Ens. lang. Partie de l’enseignement d’une langue dans laquelle la communication verbale est un objet d’enseignement à part entière et dans laquelle les spécificités de la parole sont enseignées de façon explicite.

A. Langue maternelle. Enseignement longtemps laissé de côté au profit d’une pédagogie centrée sur le code écrit. Pour une pédagogie centrée sur l’utilisation du code oral, les variétés d’usage (registres de langues, variations régionales, etc.) sont jugées plus acceptables en fonction des circonstances de la situation d’énonciation. Cette pédagogie donne lieu à des tentatives, de plus en plus répandues, pour faire prendre conscience aux élèves des différences entre le code oral et le code écrit par une réflexion sur les règles de la langue orale.

B. Langue seconde. Enseignement longtemps négligé, particulièrement dans les méthodes grammaire-traduction. Outre les méthodes directes, on s’est concentré longtemps sur des exercices de discrimination auditive, avec des séances en laboratoire afin de vérifier systématiquement la prononciation et les schémas intonatifs des élèves. Parfois, il existait en parallèle des classes de conversation où il fallait « faire parler » les élèves. Ces classes de conversation étaient surtout organisées autour de thèmes. L’acquisition du vocabulaire constituait donc un des objectifs principaux. Les activités proposées et pratiquées dans ces classes pouvaient varier de la discussion au débat (pour ou contre), en passant par des saynètes (dialogues imités ou appris par cœur).
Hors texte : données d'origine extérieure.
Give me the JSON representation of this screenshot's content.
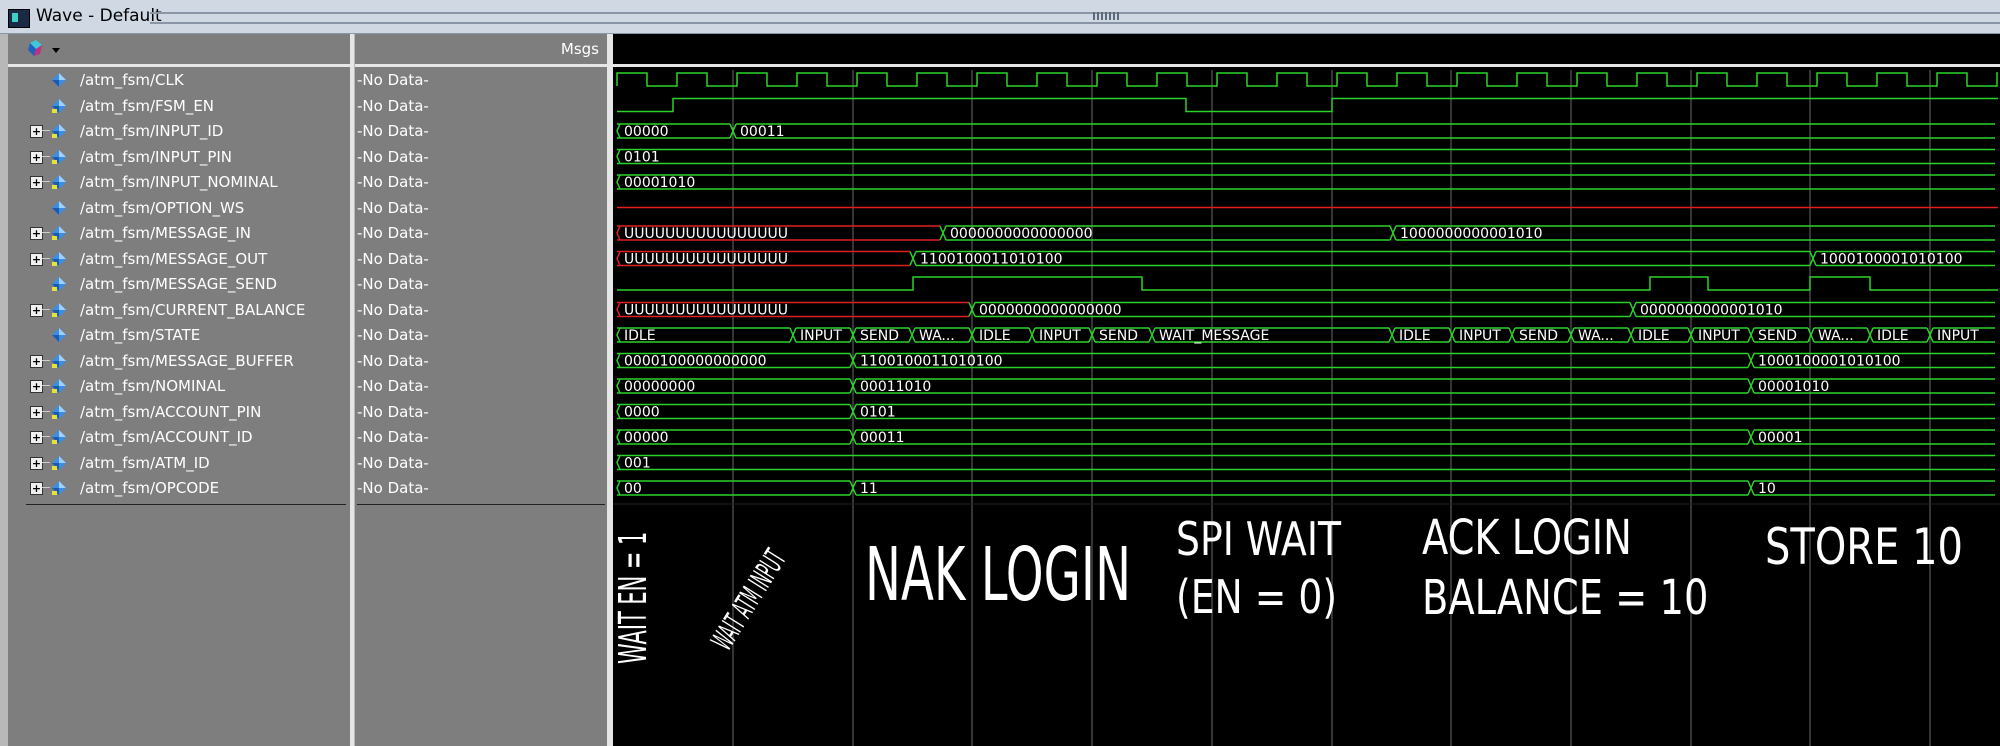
{
  "window": {
    "title": "Wave - Default"
  },
  "panes": {
    "values_header": "Msgs"
  },
  "signals": [
    {
      "name": "/atm_fsm/CLK",
      "value": "-No Data-",
      "expandable": false
    },
    {
      "name": "/atm_fsm/FSM_EN",
      "value": "-No Data-",
      "expandable": false
    },
    {
      "name": "/atm_fsm/INPUT_ID",
      "value": "-No Data-",
      "expandable": true
    },
    {
      "name": "/atm_fsm/INPUT_PIN",
      "value": "-No Data-",
      "expandable": true
    },
    {
      "name": "/atm_fsm/INPUT_NOMINAL",
      "value": "-No Data-",
      "expandable": true
    },
    {
      "name": "/atm_fsm/OPTION_WS",
      "value": "-No Data-",
      "expandable": false
    },
    {
      "name": "/atm_fsm/MESSAGE_IN",
      "value": "-No Data-",
      "expandable": true
    },
    {
      "name": "/atm_fsm/MESSAGE_OUT",
      "value": "-No Data-",
      "expandable": true
    },
    {
      "name": "/atm_fsm/MESSAGE_SEND",
      "value": "-No Data-",
      "expandable": false
    },
    {
      "name": "/atm_fsm/CURRENT_BALANCE",
      "value": "-No Data-",
      "expandable": true
    },
    {
      "name": "/atm_fsm/STATE",
      "value": "-No Data-",
      "expandable": false
    },
    {
      "name": "/atm_fsm/MESSAGE_BUFFER",
      "value": "-No Data-",
      "expandable": true
    },
    {
      "name": "/atm_fsm/NOMINAL",
      "value": "-No Data-",
      "expandable": true
    },
    {
      "name": "/atm_fsm/ACCOUNT_PIN",
      "value": "-No Data-",
      "expandable": true
    },
    {
      "name": "/atm_fsm/ACCOUNT_ID",
      "value": "-No Data-",
      "expandable": true
    },
    {
      "name": "/atm_fsm/ATM_ID",
      "value": "-No Data-",
      "expandable": true
    },
    {
      "name": "/atm_fsm/OPCODE",
      "value": "-No Data-",
      "expandable": true
    }
  ],
  "waves": {
    "input_id": [
      "00000",
      "00011"
    ],
    "input_pin": [
      "0101"
    ],
    "input_nominal": [
      "00001010"
    ],
    "message_in": [
      "UUUUUUUUUUUUUUUU",
      "0000000000000000",
      "1000000000001010"
    ],
    "message_out": [
      "UUUUUUUUUUUUUUUU",
      "1100100011010100",
      "1000100001010100"
    ],
    "current_balance": [
      "UUUUUUUUUUUUUUUU",
      "0000000000000000",
      "0000000000001010"
    ],
    "state": [
      "IDLE",
      "INPUT",
      "SEND",
      "WA...",
      "IDLE",
      "INPUT",
      "SEND",
      "WAIT_MESSAGE",
      "IDLE",
      "INPUT",
      "SEND",
      "WA...",
      "IDLE",
      "INPUT",
      "SEND",
      "WA...",
      "IDLE",
      "INPUT"
    ],
    "message_buffer": [
      "0000100000000000",
      "1100100011010100",
      "1000100001010100"
    ],
    "nominal": [
      "00000000",
      "00011010",
      "00001010"
    ],
    "account_pin": [
      "0000",
      "0101"
    ],
    "account_id": [
      "00000",
      "00011",
      "00001"
    ],
    "atm_id": [
      "001"
    ],
    "opcode": [
      "00",
      "11",
      "10"
    ]
  },
  "annotations": {
    "wait_en": "WAIT EN = 1",
    "wait_atm": "WAIT ATM INPUT",
    "nak": "NAK LOGIN",
    "spi_wait_1": "SPI WAIT",
    "spi_wait_2": "(EN = 0)",
    "ack_1": "ACK LOGIN",
    "ack_2": "BALANCE = 10",
    "store": "STORE 10"
  },
  "colors": {
    "wave": "#2ad22a",
    "undefined": "#e02020",
    "background": "#000000",
    "pane": "#7e7e7e"
  }
}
Selon l’approche dite communicative, l’enseignement de l’oral vise à développer les habiletés à réaliser des actes de parole et des fonctions langagières, tout comme en langue maternelle. Les activités auxquelles on a recours sont la mise en situation, les jeux de rôles, les simulations, les résolutions de problèmes, etc. Les activités visent à mettre l’accent sur l’adaptation des formes linguistiques à la situation de communication, sur la négociation du sens, sur les intentions de communication du locuteur. En bref, elles cherchent à conduire à une véritable (authentique) communication. La compréhension n’est pas négligée : on lui accorde une grande importance dans certaines méthodes (méthode par le mouvement, méthode naturelle, et plus récemment dans les méthodes axées sur la compréhension). V approche didactique en langues.
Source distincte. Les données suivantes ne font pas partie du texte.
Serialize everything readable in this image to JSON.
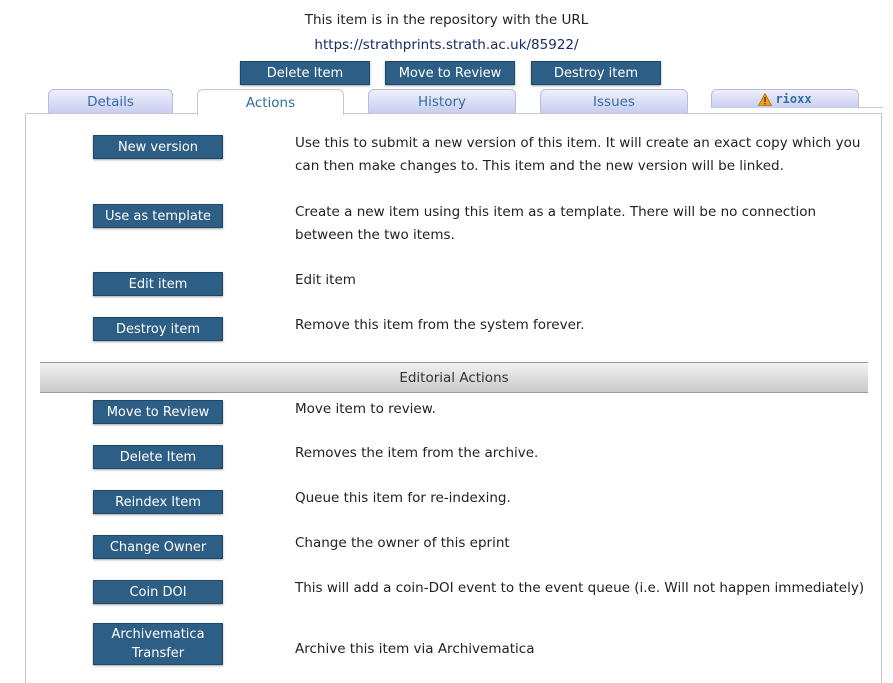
{
  "header": {
    "repo_line": "This item is in the repository with the URL",
    "repo_url": "https://strathprints.strath.ac.uk/85922/"
  },
  "top_buttons": {
    "delete": "Delete Item",
    "move_review": "Move to Review",
    "destroy": "Destroy item"
  },
  "tabs": {
    "details": "Details",
    "actions": "Actions",
    "history": "History",
    "issues": "Issues",
    "rioxx": "rioxx",
    "rioxx_icon": "warning-icon",
    "active": "Actions"
  },
  "actions": [
    {
      "label": "New version",
      "desc": "Use this to submit a new version of this item. It will create an exact copy which you can then make changes to. This item and the new version will be linked."
    },
    {
      "label": "Use as template",
      "desc": "Create a new item using this item as a template. There will be no connection between the two items."
    },
    {
      "label": "Edit item",
      "desc": "Edit item"
    },
    {
      "label": "Destroy item",
      "desc": "Remove this item from the system forever."
    }
  ],
  "editorial": {
    "heading": "Editorial Actions",
    "items": [
      {
        "label": "Move to Review",
        "desc": "Move item to review."
      },
      {
        "label": "Delete Item",
        "desc": "Removes the item from the archive."
      },
      {
        "label": "Reindex Item",
        "desc": "Queue this item for re-indexing."
      },
      {
        "label": "Change Owner",
        "desc": "Change the owner of this eprint"
      },
      {
        "label": "Coin DOI",
        "desc": "This will add a coin-DOI event to the event queue (i.e. Will not happen immediately)"
      },
      {
        "label": "Archivematica Transfer",
        "desc": "Archive this item via Archivematica"
      }
    ]
  },
  "colors": {
    "button": "#2c5e86",
    "tab_text": "#2f6fa0",
    "link": "#1a2a66",
    "warning": "#f0a020"
  }
}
C. Démarche pédagogique (QC). Le modèle didactique de Lizanne LAFONTAINE (2001) sur la production orale en classe de français langue maternelle au secondaire propose une démarche pédagogique qui permet un enseignement explicite de l’oral. L’enseignant présente d’abord un projet de communication, présentant une intention et une situation de communication, dans lequel ses élèves sont amenés à réaliser des apprentissages en lien avec la communication orale. Ensuite, l’enseignant planifie la situation de communication en tenant compte de divers aspects : l’intégration des pratiques liées à l’enseignement du français (lecture, écriture, oral), l’intérêt des thèmes présentés aux élèves (signifiants ou non pour les apprenants), la prise en compte des intérêts des élèves (travail en équipe, jeu de rôles, etc.) et la prise en compte de l’auditoire (à qui s’adresse la communication). Arrivent enfin les activités d’oral planifiées et intégrées où les élèves sont placés en situations pédagogiques. Ils sont appelés à effectuer une première production à partir de leurs connaissances antérieures. Le but de cette production initiale est que les élèves conscientisent leurs forces, mais aussi ce qu’ils ont à apprendre. Ils établissent alors un état de leurs connaissances. Cela permet de fixer les objectifs d’apprentissage à développer au cours de la séquence d’enseignement. Pour les atteindre, l’enseignant développe et fait réaliser à ses élèves des ateliers formatifs. Ce modèle en propose cinq : la modélisation totale par l’enseignant et parfois l’élève, l’apprentissage des rôles à jouer, les apprentissages liés aux types de pratiques, l’apprentissage de faits de langue et l’apprentissage des techniques d’écoute. Pour terminer, les élèves mettent en application leurs acquis pendant une évaluation sommative généralement précédée d’une évaluation formative. VA production orale.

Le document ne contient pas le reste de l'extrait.